Au final, il se dégage de « W.E. » un certain charme, que la Madone traite de l'approche entre la riche américaine et le futur Roi (ceci sous les yeux d'un second mari peu à peu résigné...), ou des errances d'une jeune femme, qui devient peu à peu obsédé par ce personnage historique, dont elle imagine et interprète la vie, en référence à la sienne. Intelligemment menées, les transitions entre les deux périodes se font au travers des vêtements et objets d'une exposition ayant lieu dans une célèbre maison de vente aux enchères, lieu où naîtra une séduisante et improbable idylle entre elle et un vigile immigré. On regrettera simplement que Madonna, servie par un casting impeccable, n'est pas su terminer son film à temps, en laissant une part de mystère sur les deux êtres qu'elle observait. On aurait pu croire en effet que la boucle était bouclée avec la première scène du film (le premier mari qui tabasse Wallis et lui fait perdre son enfant...), mais l'ambition de la réalisatrice lui a fait rajouter quelques 15mn superflues. Son scénario aurait certainement gagné à rester dans la simple évocation du personnage historique, sans nous imposer visite d'une suite dans un hôtel parisien et lectures de correspondance intime, qui gâchent un peu l'émotion jusque là mesurée.
Une montée de l'extrémisme qui génère bien peu de tension
L'auteur de « La trahison », Philippe Faucon a présenté en fin de journée, hors compétition, une œuvre très attendue sur la montée des extrémismes religieux et la manipulation des jeunes. Situant son action dans le nord de la France (une banlieue de Roubaix), l'auteur ouvre son film sur une imposante vision d'une mosquée en pleine air, les fidèles se pressant au pied de l'Immam, lui permettant par cette image d'annoncer d'emblée la progression effective des phénomènes qu'il décrira par la suite. Il réussit une première partie, faite de multiples portraits, à présenter une micro-société portant différents regard sur la religion musulmane et le fait de pratiquer. Malheureusement, la seconde partie du film, centrée sur les préparatifs d'un attentat terroriste, bascule dans le prévisible, et ne présente aucun contrepoint à l'idéologie de la haine ici déroulée.

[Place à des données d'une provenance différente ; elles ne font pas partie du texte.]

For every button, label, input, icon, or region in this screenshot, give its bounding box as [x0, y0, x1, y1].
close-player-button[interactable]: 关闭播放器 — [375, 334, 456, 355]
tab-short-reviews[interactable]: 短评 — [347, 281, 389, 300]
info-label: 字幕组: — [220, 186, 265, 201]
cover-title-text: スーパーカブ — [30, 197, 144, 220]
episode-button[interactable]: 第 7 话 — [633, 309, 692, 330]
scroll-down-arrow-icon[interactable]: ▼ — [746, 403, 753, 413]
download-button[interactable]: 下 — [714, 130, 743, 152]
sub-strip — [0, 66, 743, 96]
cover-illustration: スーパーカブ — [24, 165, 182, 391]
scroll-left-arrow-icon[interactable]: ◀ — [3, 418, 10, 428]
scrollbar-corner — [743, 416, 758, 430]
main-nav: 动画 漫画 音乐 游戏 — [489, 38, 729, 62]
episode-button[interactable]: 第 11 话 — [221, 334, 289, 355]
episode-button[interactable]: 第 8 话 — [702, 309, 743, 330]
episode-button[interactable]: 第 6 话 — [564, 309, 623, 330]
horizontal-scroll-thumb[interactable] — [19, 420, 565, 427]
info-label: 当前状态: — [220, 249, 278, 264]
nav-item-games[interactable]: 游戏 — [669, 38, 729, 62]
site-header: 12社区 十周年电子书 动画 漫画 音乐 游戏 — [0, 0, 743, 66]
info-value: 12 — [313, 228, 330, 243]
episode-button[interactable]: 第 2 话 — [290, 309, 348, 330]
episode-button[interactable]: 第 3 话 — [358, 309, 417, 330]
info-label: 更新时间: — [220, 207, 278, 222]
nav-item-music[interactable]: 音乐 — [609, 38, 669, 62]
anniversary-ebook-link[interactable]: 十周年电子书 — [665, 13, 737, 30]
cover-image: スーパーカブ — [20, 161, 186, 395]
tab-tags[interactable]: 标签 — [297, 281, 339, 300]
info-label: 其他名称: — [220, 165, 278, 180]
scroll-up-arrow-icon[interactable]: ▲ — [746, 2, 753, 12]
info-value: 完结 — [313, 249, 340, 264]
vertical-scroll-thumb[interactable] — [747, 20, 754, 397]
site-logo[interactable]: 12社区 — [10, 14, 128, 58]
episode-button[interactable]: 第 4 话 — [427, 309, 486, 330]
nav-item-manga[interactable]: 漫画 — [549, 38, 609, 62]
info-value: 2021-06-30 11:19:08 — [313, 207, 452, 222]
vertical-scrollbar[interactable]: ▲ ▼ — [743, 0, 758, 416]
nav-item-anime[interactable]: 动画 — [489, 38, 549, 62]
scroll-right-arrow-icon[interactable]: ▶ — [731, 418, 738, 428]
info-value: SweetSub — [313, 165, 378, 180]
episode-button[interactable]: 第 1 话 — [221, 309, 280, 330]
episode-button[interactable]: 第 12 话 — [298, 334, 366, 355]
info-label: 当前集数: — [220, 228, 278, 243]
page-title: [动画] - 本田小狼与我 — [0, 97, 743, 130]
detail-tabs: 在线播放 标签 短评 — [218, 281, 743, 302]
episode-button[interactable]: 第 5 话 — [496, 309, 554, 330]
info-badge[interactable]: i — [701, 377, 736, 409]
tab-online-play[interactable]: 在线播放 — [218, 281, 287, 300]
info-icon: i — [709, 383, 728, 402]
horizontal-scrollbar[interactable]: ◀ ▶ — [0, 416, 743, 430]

Le plus gros défaut de « La désintégration » est certainement l'absence quasi totale de tension, faisant que l'on n'éprouve jamais de peur pour celui qui devient personnage principal, contrairement à d'autres films traitant d'un sujet similaire (« Le choix de Luna », « Night and day »...). On pourra aussi reprocher au scénario de donner l'impression qu'il s'agit là juste d'actions de quelques individus isolés, alors que la qualité des véhicules utilisés à la fin prouvent le contraire... Non seulement Philippe Faucon omet de poser la question de qui est derrière ces embrigadements, mais il fait du chef des extrémistes un cliché ambulant, parlant à voix basse et rauque, en ténébreux manipulateur. Heureusement, reste la prestation du frère de Jamel Debbouze, Rashid, véritable révélation du film, et le portrait tout en douceur, de la mère, qui incarne les vrais valeurs de générosité et d'écoute de l'Islam.